En el bajo mundo

Álvaro Darío Lara

Escritor y docente

 

Siempre memorioso don Marlon Chicas llega, puntual, al café de los sábados. Su apretada mirada vaga por el centro comercial, hasta que nos ubica frente a una humeante taza de café. Viene con su Diario Co Latino bajo el brazo, y como siempre inicia sus evocaciones, con una pícara sonrisa. Ahora es el turno de los bajos fondos, escuchémosle, contritos:  “ Recordando a famosas celestinas como Fernande Grudet (conocida en los años sesenta y setenta como Madame Claude), Lilian del Carmen Campos Puello y Heidi Fleiss entre otras dedicadas al comercio del oficio más antiguo del mundo, Santa Tecla también tuvo lo suyo.

Viene a mi mente la conocidísima doña Ramona (alias Moncha), una proxeneta, quien pocas veces se vía en público, por razones de sus particulares menesteres.  Mujer regordeta de tez blanca, con vistoso delantal  anudado; sandalias con las uñas a medio pintar; dedos  engalanados con gruesos anillos de oro; relampagueante cadena al cuello; cabello rizado,  y poseedora de un vocabulario sacado de los abismos más infames de la lengua.

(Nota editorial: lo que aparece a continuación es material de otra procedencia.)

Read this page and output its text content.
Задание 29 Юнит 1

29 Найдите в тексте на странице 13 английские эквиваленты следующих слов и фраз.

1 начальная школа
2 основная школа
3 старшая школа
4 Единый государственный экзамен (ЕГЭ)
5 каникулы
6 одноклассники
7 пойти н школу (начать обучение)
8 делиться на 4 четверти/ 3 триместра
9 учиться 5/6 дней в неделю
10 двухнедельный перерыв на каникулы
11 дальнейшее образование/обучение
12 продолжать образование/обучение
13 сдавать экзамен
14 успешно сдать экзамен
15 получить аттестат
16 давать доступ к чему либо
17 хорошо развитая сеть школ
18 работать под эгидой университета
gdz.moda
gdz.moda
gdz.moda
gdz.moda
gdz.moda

Semejante personaje, solía recorrer el país, con su ejército de bellas mujeres, dispuestas a satisfacer los más oscuros deseos de los parroquianos, que frecuentaban los improvisados bares ubicados en el extinto predio Columbus (donde actualmente funciona el Mercado Dueñas).

Dicha actividad de tan bellas damas del placer, dejó de realizarse de esta forma “tan escandalosa”, en los años ochenta, quedando prohibidos los establecimientos ya descritos porque, según las autoridades: “lesionaban las buenas costumbres y moral del pueblo tecleño”.

Otro negocio que perdura, más discreto y en el ocaso,  es la “Pepa”, en honor su propietaria doña Josefina, de la que desconoce mucho, ya que siempre se manejó en la más rigurosa clandestinidad.  Lo que era recurrente en dicho centro de tolerancia  eran los zafarranchos de fin de semana en la que algunos desafortunados visitantes,  entraban caminando y salían sin brazos, sin dedos, con la “cara cortada”, sosteniéndose el abdomen ante unas vísceras que pugnaban por escaparse.

Otro negocio similar era el de don Concepción (conocido como “Concho”), propietario del Bar “El Oriental,”, un antro más viejo que el retorcijón y que todavía perdura, para la felicidad de muchos,  frente a otro insigne establecimiento en el que algunos tecleños tuvimos nuestra primera aventura íntima, la “Pensión San Antonio”, en honor a uno de los santos más milagrosos de la iglesia.

Don Concho era un hombre que usaba silla de ruedas, de piel morena, tupido bigote, cabello negro y corto, y de pocas palabras. No era raro encontrarlo en dicho bar, del cual brotaban (¡y brotan aún!) fuertes emanaciones de alcohol. Este bar se caracteriza por una puerta principal con un biombo calado por el que se adivinan en su interior: mesas de mil batallas, luces tenues y  una veterana rockola, sin faltar las sugerentes damas de la medianoche, fumando sus  inseparables tabacos de la espera. Viejas y siempre presentes historias, para usted, mi querido lector, esperé la segunda parte…”.